Könnt Ihr die Traurigkeit einer Mutter (Maria) spüren wenn sie am Grabe ihres Sohnes sitzt und weint?
Bereits mit sechs Jahren konnte ich die Traurigkeit der Mutter Maria spüren, wie sie sich fühlen musste, dass ihr Sohn nun tot war. Und malte mir diese Traurigkeit von der Seele.
Maria weint um ihren gekreuzigten Sohn und errinnert sich wie schön es damals war, als er als Baby, gesund und sicher, in ihren Armen lag.
So sitzen wir also am Karfreitag beim Mittagessen und gedenken Jesus und allen anderen. Passenderweise gibt es auch ein richtiges Karfreitagsessen: Kartoffeln und Gemüse.
Aber nur, damit wir uns im Anschluss die Schachtel Pralinen reinpfeiffen können, die mein geschultes Süßigkeiten-Auge gleich nach Ankunft entdeckt hatte. Außerdem sind wir dann auch recht froh, dass ja bald Ostersonntag ist und Jesus somit schon bald wieder auferstehen darf!
Apropos Ostersonntag: Da wir ja nicht wirklich Ostern feierten gab es natürlich auch keine richtige Osterdeko. Aber ein riesiger Osterhase aus purem Gold ziert unseren Frühstückstisch. Der war ja vielleicht schön. Und so groß! Bestimmt 30 cm hoch!
Ja, OK, viiiielleicht war es nicht wirklich ein Osterhase aus purem Gold.
Die Ohren waren ja viel zu kurz!
Kennt Ihr den Unterschied zwischen Hasen und Kaninchen?

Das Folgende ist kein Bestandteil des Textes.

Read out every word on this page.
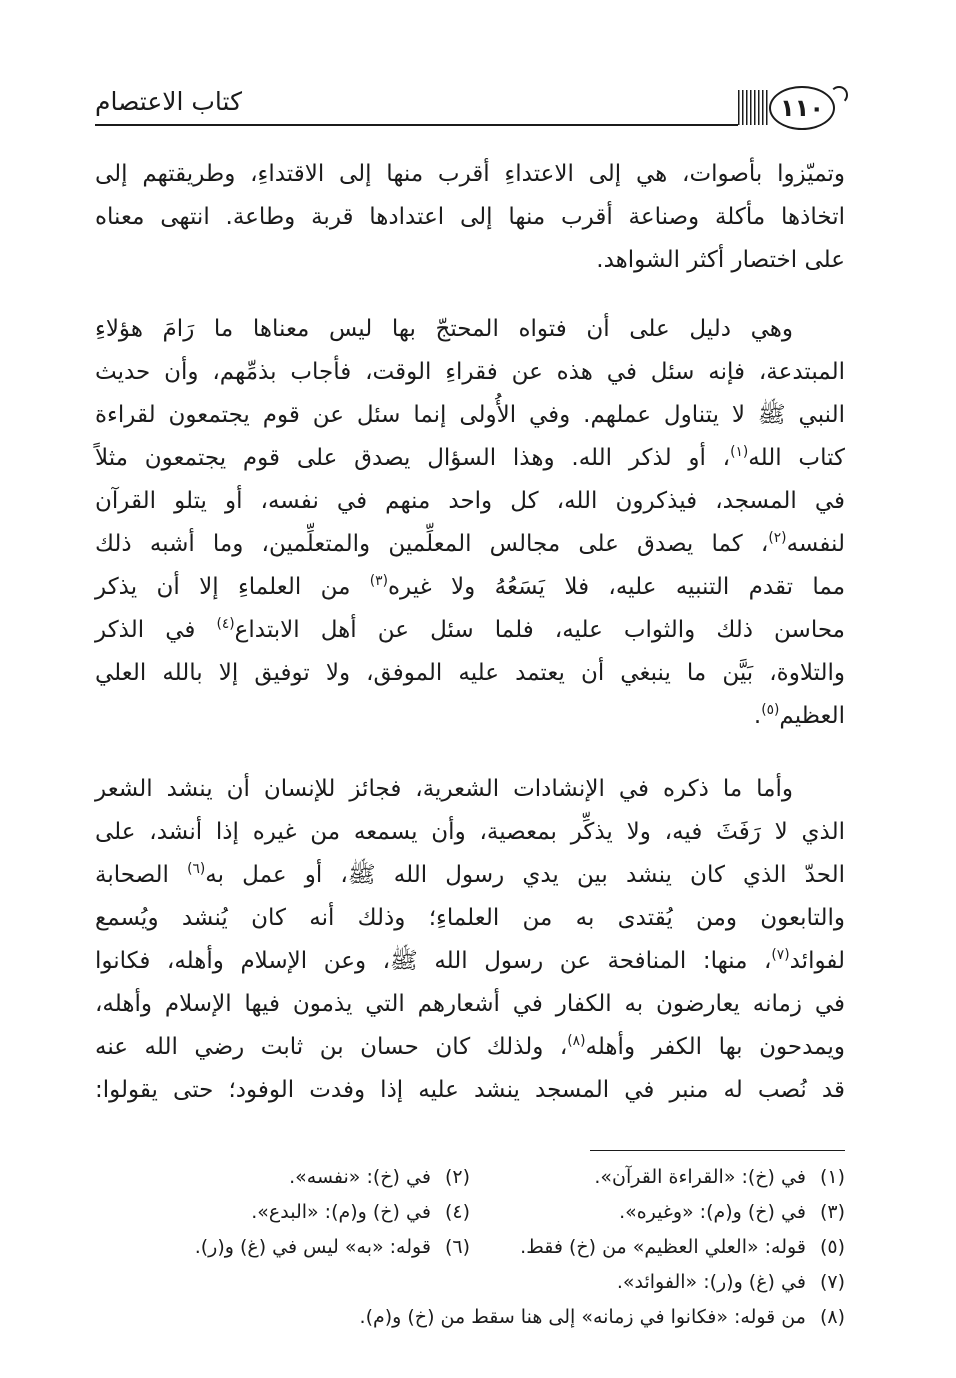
كتاب الاعتصام	١١٠
وتميّزوا بأصوات، هي إلى الاعتداءِ أقرب منها إلى الاقتداءِ، وطريقتهم إلى
اتخاذها مأكلة وصناعة أقرب منها إلى اعتدادها قربة وطاعة. انتهى معناه
على اختصار أكثر الشواهد.
وهي دليل على أن فتواه المحتجّ بها ليس معناها ما رَامَ هؤلاءِ
المبتدعة، فإنه سئل في هذه عن فقراءِ الوقت، فأجاب بذمِّهم، وأن حديث
النبي ﷺ لا يتناول عملهم. وفي الأُولى إنما سئل عن قوم يجتمعون لقراءة
كتاب الله$^{(١)}$، أو لذكر الله. وهذا السؤال يصدق على قوم يجتمعون مثلاً
في المسجد، فيذكرون الله، كل واحد منهم في نفسه، أو يتلو القرآن
لنفسه$^{(٢)}$، كما يصدق على مجالس المعلِّمين والمتعلِّمين، وما أشبه ذلك
مما تقدم التنبيه عليه، فلا يَسَعُهُ ولا غيره$^{(٣)}$ من العلماءِ إلا أن يذكر
محاسن ذلك والثواب عليه، فلما سئل عن أهل الابتداع$^{(٤)}$ في الذكر
والتلاوة، بَيَّن ما ينبغي أن يعتمد عليه الموفق، ولا توفيق إلا بالله العلي
العظيم$^{(٥)}$.
وأما ما ذكره في الإنشادات الشعرية، فجائز للإنسان أن ينشد الشعر
الذي لا رَفَثَ فيه، ولا يذكِّر بمعصية، وأن يسمعه من غيره إذا أنشد، على
الحدّ الذي كان ينشد بين يدي رسول الله ﷺ، أو عمل به$^{(٦)}$ الصحابة
والتابعون ومن يُقتدى به من العلماءِ؛ وذلك أنه كان يُنشد ويُسمع
لفوائد$^{(٧)}$، منها: المنافحة عن رسول الله ﷺ، وعن الإسلام وأهله، فكانوا
في زمانه يعارضون به الكفار في أشعارهم التي يذمون فيها الإسلام وأهله،
ويمدحون بها الكفر وأهله$^{(٨)}$، ولذلك كان حسان بن ثابت رضي الله عنه
قد نُصب له منبر في المسجد ينشد عليه إذا وفدت الوفود؛ حتى يقولوا:
(١)
في (خ): «القراءة القرآن».
(٢)
في (خ): «نفسه».
(٣)
في (خ) و(م): «وغيره».
(٤)
في (خ) و(م): «البدع».
(٥)
قوله: «العلي العظيم» من (خ) فقط.
(٦)
قوله: «به» ليس في (غ) و(ر).
(٧)
في (غ) و(ر): «الفوائد».
(٨)
من قوله: «فكانوا في زمانه» إلى هنا سقط من (خ) و(م).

Kaninchen haben viel kürzere Ohren und Hinterläufe als ein Hase! Und wenn man sich diesen Hasen anguckt: Haaaallo! Das ist doch ein Kaninchen! Dafür hat er aber nur 4,90 Euro gekostet. Da verzeiht man dem Hersteller schon mal kleine Fehler… Apropos Fehler: einen Osterhasen, pardon, ein Osterkaninchen aus purem Gold für 4,90 Euro zu verkaufen war bestimmt auch ein Fehler…

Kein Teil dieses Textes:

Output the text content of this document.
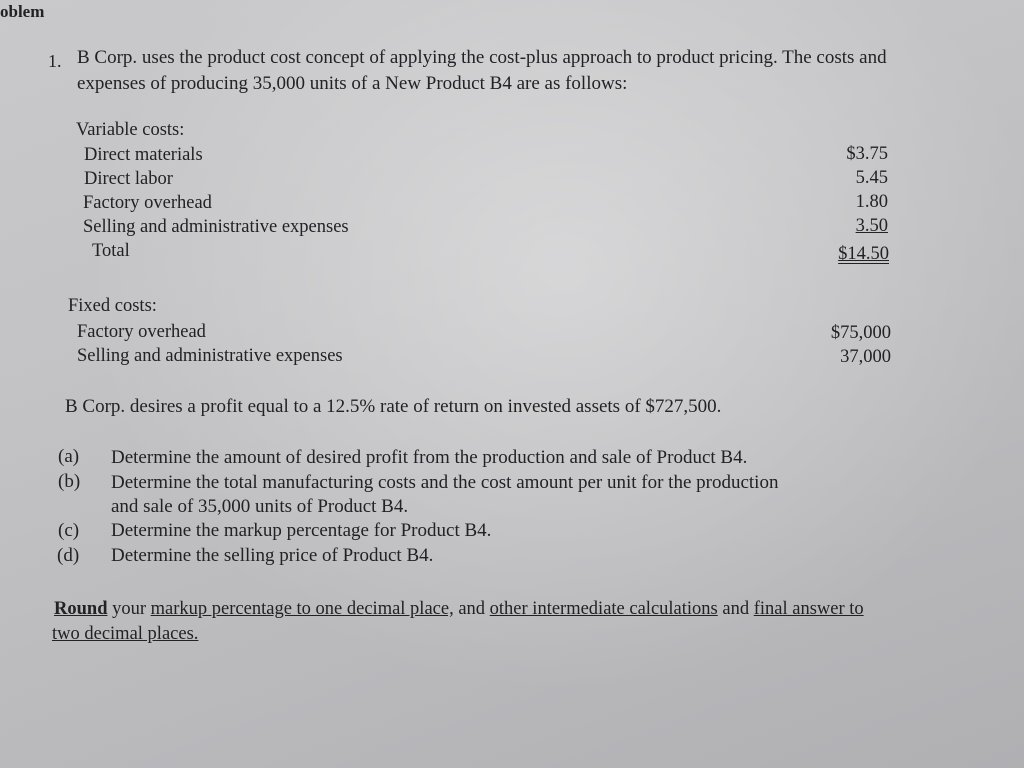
oblem
1. B Corp. uses the product cost concept of applying the cost-plus approach to product pricing. The costs and
expenses of producing 35,000 units of a New Product B4 are as follows:
Variable costs:
Direct materials	$3.75
Direct labor	5.45
Factory overhead	1.80
Selling and administrative expenses	3.50
Total	$14.50
Fixed costs:
Factory overhead	$75,000
Selling and administrative expenses	37,000
B Corp. desires a profit equal to a 12.5% rate of return on invested assets of $727,500.
(a) Determine the amount of desired profit from the production and sale of Product B4.
(b) Determine the total manufacturing costs and the cost amount per unit for the production
and sale of 35,000 units of Product B4.
(c) Determine the markup percentage for Product B4.
(d) Determine the selling price of Product B4.
Round your markup percentage to one decimal place, and other intermediate calculations and final answer to
two decimal places.
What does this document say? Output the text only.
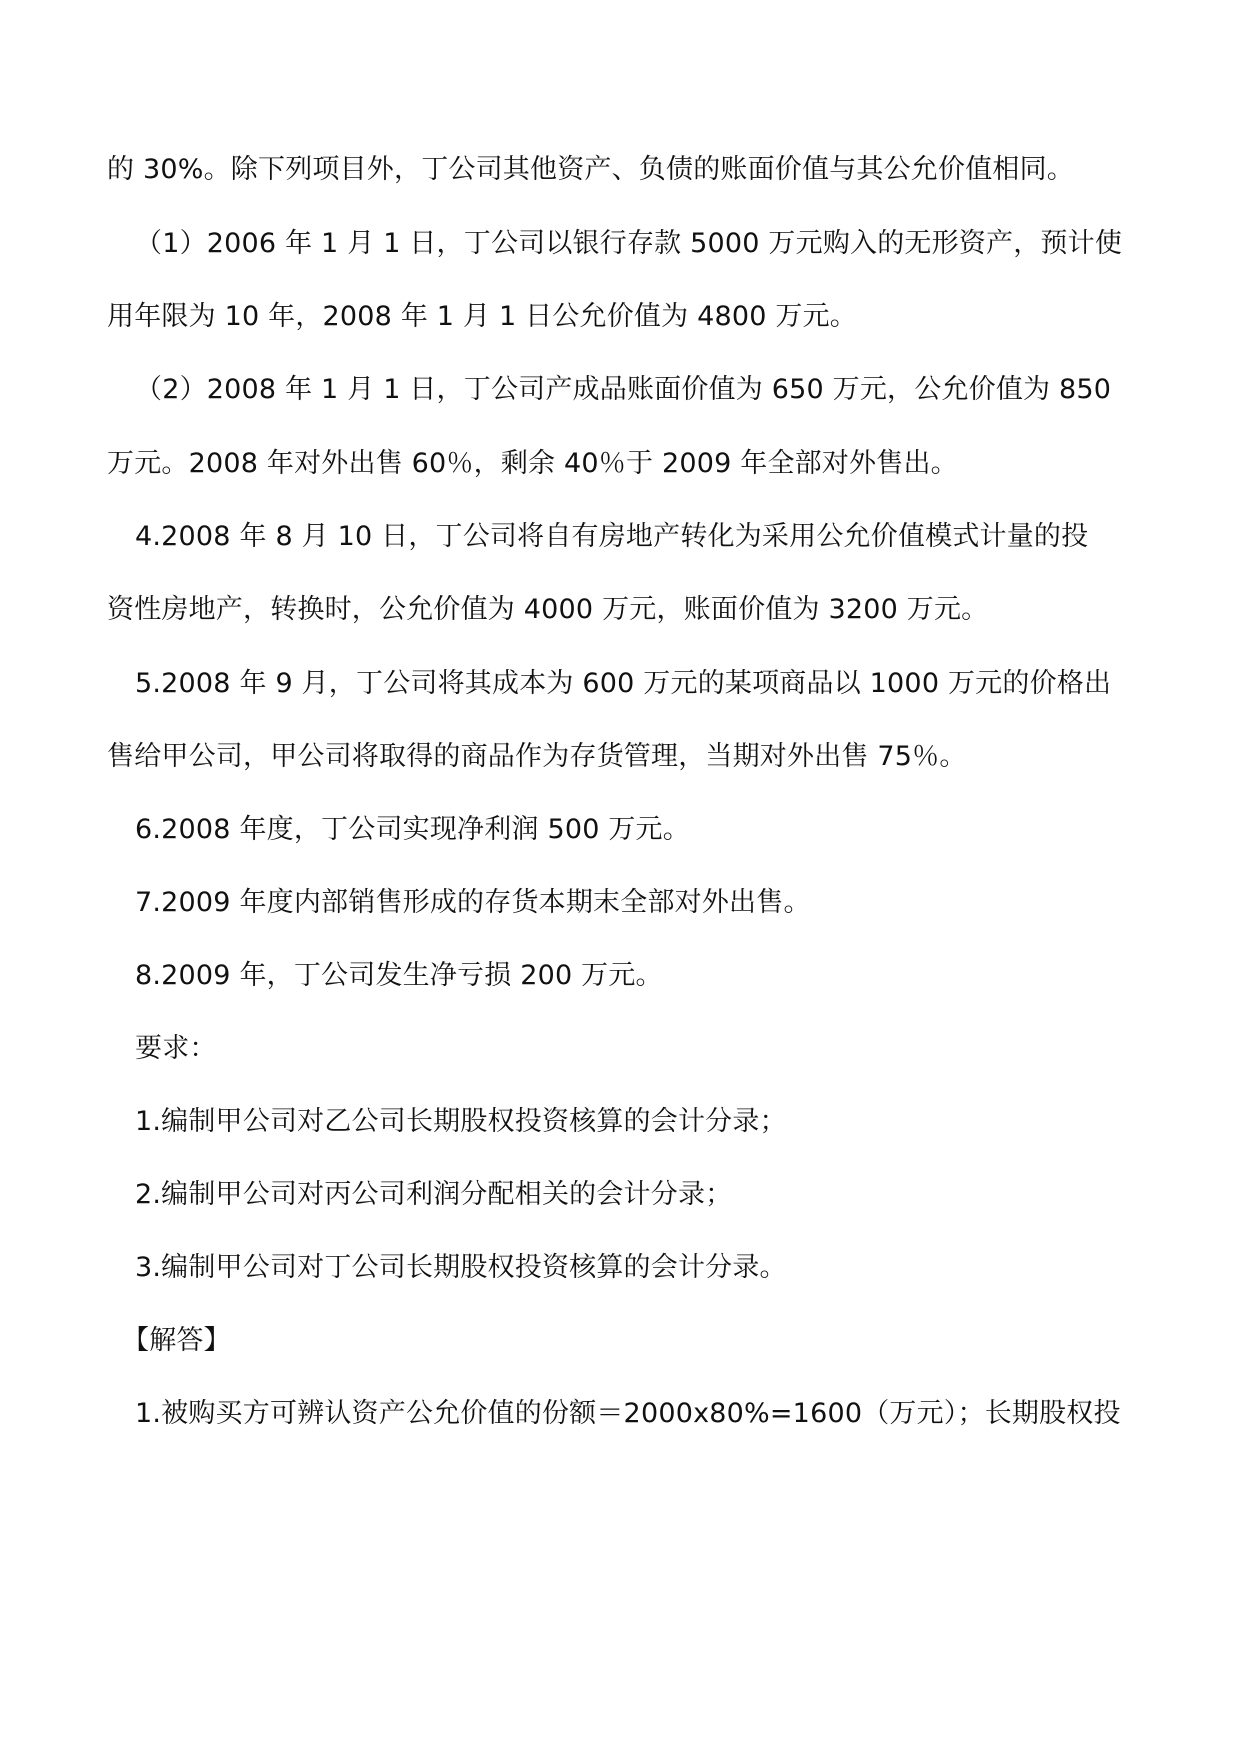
的 30%。除下列项目外，丁公司其他资产、负债的账面价值与其公允价值相同。
（1）2006 年 1 月 1 日，丁公司以银行存款 5000 万元购入的无形资产，预计使
用年限为 10 年，2008 年 1 月 1 日公允价值为 4800 万元。
（2）2008 年 1 月 1 日，丁公司产成品账面价值为 650 万元，公允价值为 850
万元。2008 年对外出售 60％，剩余 40％于 2009 年全部对外售出。
4.2008 年 8 月 10 日，丁公司将自有房地产转化为采用公允价值模式计量的投
资性房地产，转换时，公允价值为 4000 万元，账面价值为 3200 万元。
5.2008 年 9 月，丁公司将其成本为 600 万元的某项商品以 1000 万元的价格出
售给甲公司，甲公司将取得的商品作为存货管理，当期对外出售 75％。
6.2008 年度，丁公司实现净利润 500 万元。
7.2009 年度内部销售形成的存货本期末全部对外出售。
8.2009 年，丁公司发生净亏损 200 万元。
要求：
1.编制甲公司对乙公司长期股权投资核算的会计分录；
2.编制甲公司对丙公司利润分配相关的会计分录；
3.编制甲公司对丁公司长期股权投资核算的会计分录。
【解答】
1.被购买方可辨认资产公允价值的份额＝2000x80%=1600（万元）；长期股权投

Ja und Goldosterkaninchen hatte Gesellschaft: Papi fand im Jänner mitten auf der Straße einen kleinen Osterhasen dem ein Ohr abgebrochen war. „Armer Kerl“ dachte er sich und so wurde ihm liebevoll der Dreck vom Gärtneroutfit gewaschen. Und heute darf er, gemeinsam mit seinem großen Bruder, dem Goldosterkaninchen auf unserem Frühstückstisch thronen. Bitte schaut ihn euch an wie stolz er da steht, mit seinem einen Ohr.

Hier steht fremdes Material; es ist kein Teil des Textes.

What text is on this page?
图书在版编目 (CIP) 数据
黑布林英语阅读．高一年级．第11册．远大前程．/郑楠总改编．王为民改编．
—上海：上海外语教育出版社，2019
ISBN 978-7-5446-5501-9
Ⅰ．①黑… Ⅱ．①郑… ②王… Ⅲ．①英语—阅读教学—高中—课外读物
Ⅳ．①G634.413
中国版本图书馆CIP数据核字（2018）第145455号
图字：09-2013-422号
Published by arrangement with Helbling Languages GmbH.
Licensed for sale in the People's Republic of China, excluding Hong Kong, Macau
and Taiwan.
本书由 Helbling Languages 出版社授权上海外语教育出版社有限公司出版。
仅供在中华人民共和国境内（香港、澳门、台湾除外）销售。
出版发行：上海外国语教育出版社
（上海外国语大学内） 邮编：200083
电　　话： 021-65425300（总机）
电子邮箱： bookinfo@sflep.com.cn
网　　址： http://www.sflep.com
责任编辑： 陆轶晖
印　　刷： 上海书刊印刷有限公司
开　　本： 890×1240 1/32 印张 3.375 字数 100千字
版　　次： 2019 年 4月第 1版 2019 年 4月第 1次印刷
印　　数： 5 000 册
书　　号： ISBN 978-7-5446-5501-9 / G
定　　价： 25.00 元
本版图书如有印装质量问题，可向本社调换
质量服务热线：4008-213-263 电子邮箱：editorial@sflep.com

„Höööö, da stehen ja auch Schafe und Eier und so“, wird der aufmerksame Leser aufschnauben. Jajaaaaa, bei unseren Streifzügen durchs Städtchen die lezten Tage wurde uns mal hier und mal da was zugesteckt. Zum gekauften Feldsalat am Markt ein Osterei und zum Eisbecher in der Eisdiele ein Schokoschaf. Hmmm, blöd. Schafe in Einzelhaltung sind arm und verboten. Isn Herdentier! Zumindest vier bis fünf Schafe sollten es schon sein! So opferten wir uns und bestellten noch mehr Eisbecher. Fünfzehn Kugeln Eis später betrachteten wir mit glückseligem Bauchweh unsere Herde und hofften, dass unser Trupp von 3 (Schoko)Schafen und 1 (Schoko)Hasen hoffentlich schon glücklich genug war…
Schwupp di wupp und die Woche war um…
Oder wie Papi zu sagen pflegt: „Rup-Rup-Rup und das Jahr is schon wieder rum“. Und das sagt er nicht etwa im Dezember, neeeeein, bereits am 1.1. des neuen Jahres flötet er diesen Satz. Denn da sitzt Papi mit seinem neuen Handkalender und (über)trägt alle Daten ein wie Geburtstage, Urlaube, Seminare, Besuche….und spätestens im Oktober, wenn bereits jede Woche ein bis mehrere Termine feststehen und Mami darob aufschreit meint Papi gelassen:“Ja ich sachs ja, da machste einmal Rup-Rup-Rup und das Jahr is schon wieder rum…“
Und genauso Rup-Rup-Rup war die Woche rum und ich sitze nun heute, Mittwoch Nachmittag nach Ostern, im Flugzeug in Reihe 10.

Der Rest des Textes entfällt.